Cuando yo llegué, la libélula se retiró prudentemente al otro lado de la charca. La primera hora fue para que se acostumbrase a mi presencia. En realidad las libélulas no nos temen como depredadores, puesto que no hay ningún mamífero grande como una persona que coma libélulas. Piensan que somos algo así como un caballo que ha ido a beber y les da miedo que en nuestra gran torpeza podamos lastimarlas. Una hora después de haber estado haciendo tan solo movimientos extremadamente lentos, la espalda empezó a arderme y me di cuenta de que había sido un gravísimo error quitarme la camiseta. Pero la libélula empezó a confiarse y a pararse en una rama cerca de mi.. no en la elegida.
Traté de pensar la foto de otra manera para que la libélula quedase bien en la otra rama. No había forma, me hubiera obligado a hacer un contrapicado, no se hubiera visto el agua bien y la foto no hubiera tenido gracia. Otra hora estuve esperando para que se posara en la hoja adecuada.. fue en vano. Se me terminó el tiempo y tuve que marcharme, sin la foto.
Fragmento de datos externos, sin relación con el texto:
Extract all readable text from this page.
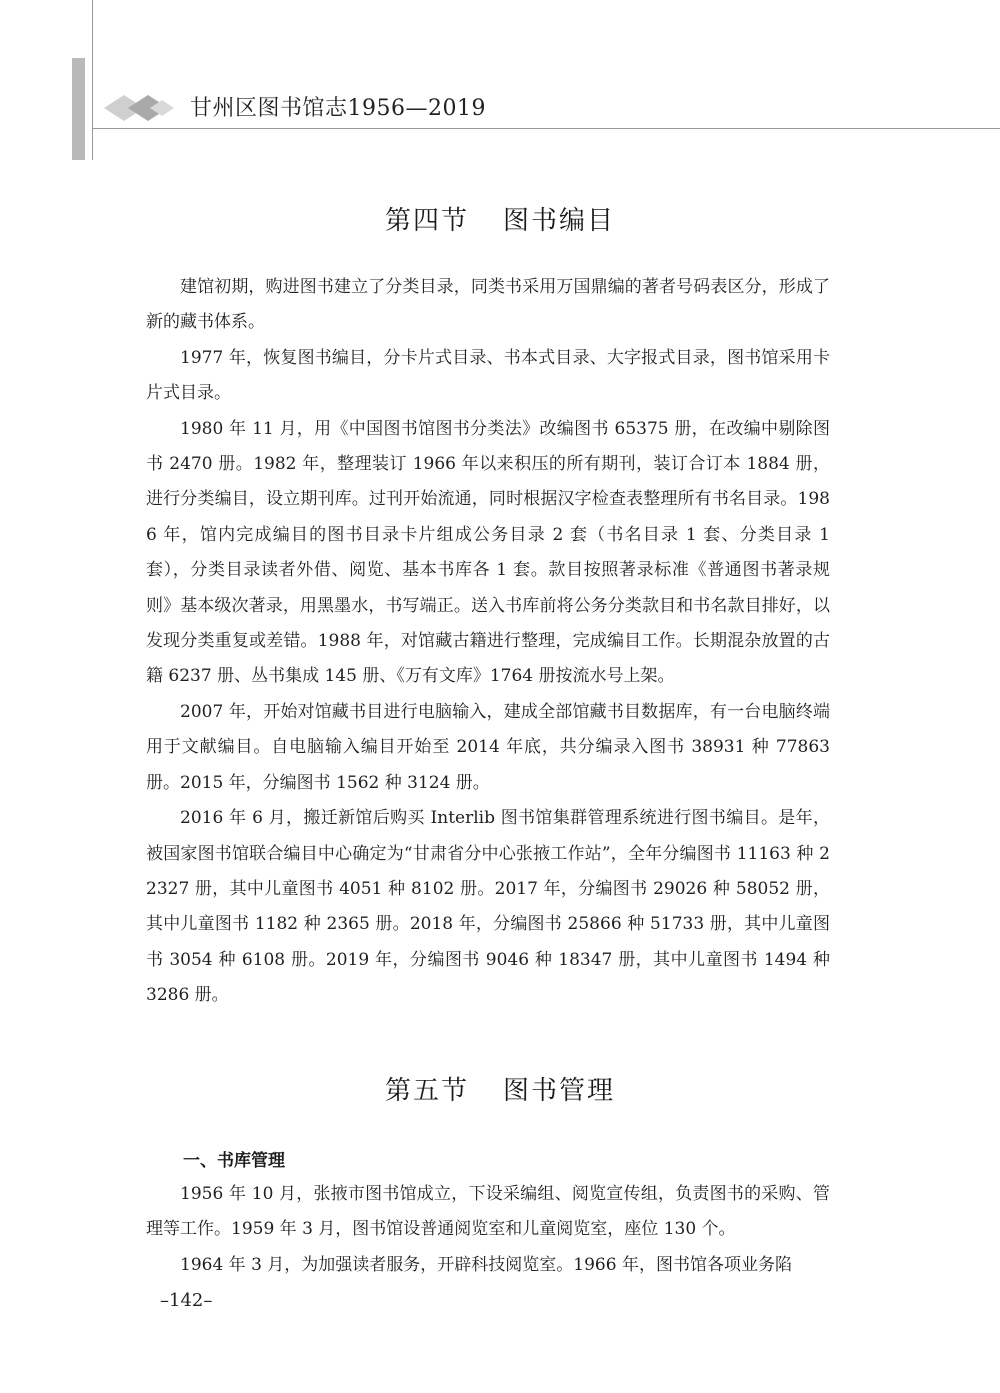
甘州区图书馆志1956—2019
第四节 图书编目

建馆初期，购进图书建立了分类目录，同类书采用万国鼎编的著者号码表区分，形成了新的藏书体系。

1977 年，恢复图书编目，分卡片式目录、书本式目录、大字报式目录，图书馆采用卡片式目录。

1980 年 11 月，用《中国图书馆图书分类法》改编图书 65375 册，在改编中剔除图书 2470 册。1982 年，整理装订 1966 年以来积压的所有期刊，装订合订本 1884 册，进行分类编目，设立期刊库。过刊开始流通，同时根据汉字检查表整理所有书名目录。1986 年，馆内完成编目的图书目录卡片组成公务目录 2 套（书名目录 1 套、分类目录 1 套），分类目录读者外借、阅览、基本书库各 1 套。款目按照著录标准《普通图书著录规则》基本级次著录，用黑墨水，书写端正。送入书库前将公务分类款目和书名款目排好，以发现分类重复或差错。1988 年，对馆藏古籍进行整理，完成编目工作。长期混杂放置的古籍 6237 册、丛书集成 145 册、《万有文库》1764 册按流水号上架。

2007 年，开始对馆藏书目进行电脑输入，建成全部馆藏书目数据库，有一台电脑终端用于文献编目。自电脑输入编目开始至 2014 年底，共分编录入图书 38931 种 77863 册。2015 年，分编图书 1562 种 3124 册。

2016 年 6 月，搬迁新馆后购买 Interlib 图书馆集群管理系统进行图书编目。是年，被国家图书馆联合编目中心确定为“甘肃省分中心张掖工作站”，全年分编图书 11163 种 22327 册，其中儿童图书 4051 种 8102 册。2017 年，分编图书 29026 种 58052 册，其中儿童图书 1182 种 2365 册。2018 年，分编图书 25866 种 51733 册，其中儿童图书 3054 种 6108 册。2019 年，分编图书 9046 种 18347 册，其中儿童图书 1494 种 3286 册。

第五节 图书管理
一、书库管理

1956 年 10 月，张掖市图书馆成立，下设采编组、阅览宣传组，负责图书的采购、管理等工作。1959 年 3 月，图书馆设普通阅览室和儿童阅览室，座位 130 个。

1964 年 3 月，为加强读者服务，开辟科技阅览室。1966 年，图书馆各项业务陷

–142–
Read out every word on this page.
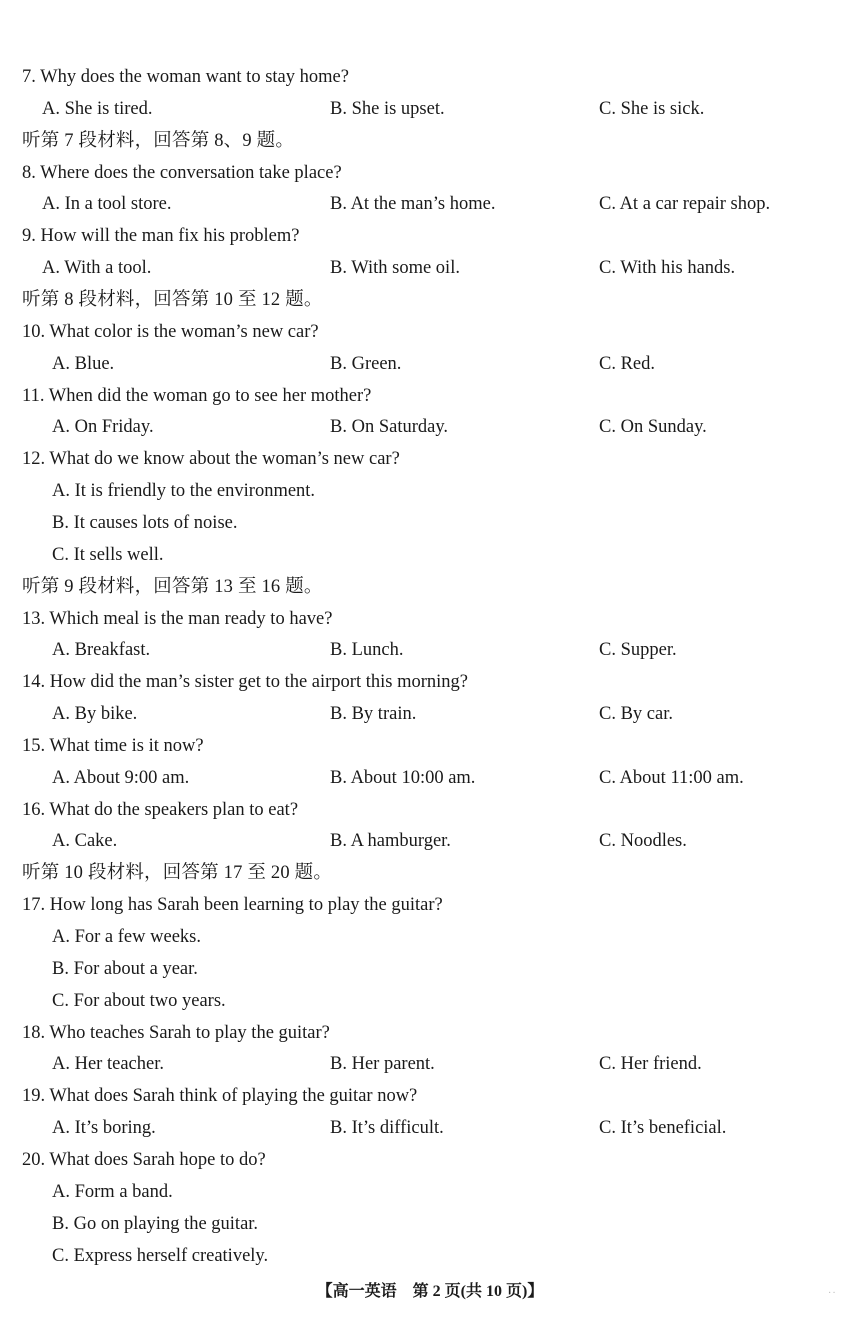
7. Why does the woman want to stay home?
A. She is tired.	B. She is upset.	C. She is sick.
听第 7 段材料，回答第 8、9 题。
8. Where does the conversation take place?
A. In a tool store.	B. At the man’s home.	C. At a car repair shop.
9. How will the man fix his problem?
A. With a tool.	B. With some oil.	C. With his hands.
听第 8 段材料，回答第 10 至 12 题。
10. What color is the woman’s new car?
A. Blue.	B. Green.	C. Red.
11. When did the woman go to see her mother?
A. On Friday.	B. On Saturday.	C. On Sunday.
12. What do we know about the woman’s new car?
A. It is friendly to the environment.
B. It causes lots of noise.
C. It sells well.
听第 9 段材料，回答第 13 至 16 题。
13. Which meal is the man ready to have?
A. Breakfast.	B. Lunch.	C. Supper.
14. How did the man’s sister get to the airport this morning?
A. By bike.	B. By train.	C. By car.
15. What time is it now?
A. About 9:00 am.	B. About 10:00 am.	C. About 11:00 am.
16. What do the speakers plan to eat?
A. Cake.	B. A hamburger.	C. Noodles.
听第 10 段材料，回答第 17 至 20 题。
17. How long has Sarah been learning to play the guitar?
A. For a few weeks.
B. For about a year.
C. For about two years.
18. Who teaches Sarah to play the guitar?
A. Her teacher.	B. Her parent.	C. Her friend.
19. What does Sarah think of playing the guitar now?
A. It’s boring.	B. It’s difficult.	C. It’s beneficial.
20. What does Sarah hope to do?
A. Form a band.
B. Go on playing the guitar.
C. Express herself creatively.
【高一英语　第 2 页(共 10 页)】	··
Yo se que ahora mismo alguien estará pensando que soy un idiota que no sabe usar photoshop, que fácilmente hubiera podido cortar y pegar la Calopteryx hemorroidalis en el mejor lugar. Bien, es un punto de vista. Pero para mi, la fotografía no es eso. La fotografía, a diferencia de la pintura, es el registro electrónico de la imagen que en un determinado momento se formó sobre el sensor. Alterar esa imagen es, tal como yo lo veo, algo así como una profanación. Si la libélula no se paró en la hoja buena, yo no pude fotografiarla. En otra ocasión, sin embargo, un cuervo pasó justo por el lugar indicado.Si ustedes terminan la marathon de Nueva York, les darán una camiseta conmemorativa. Bien, también hay una forma más fácil: pueden hacerla con photoshop, incluso poner su nombre, y llevarla a imprimir. ¿Era ese el objetivo? En realidad, no lo era.
Si ustedes cortan copian pegan y clonan, no hace falta que se ofendan, ni que me contesten si quiera: les estoy hablando de lo que PARA MI es la fotografía. Tampoco se ofendan si se ganan la vida fotografiando libélulas (no hay nadie en el mundo que pueda vivir de eso) y tienen que copiar y pegar fotos para poder dar de comer a sus hijos.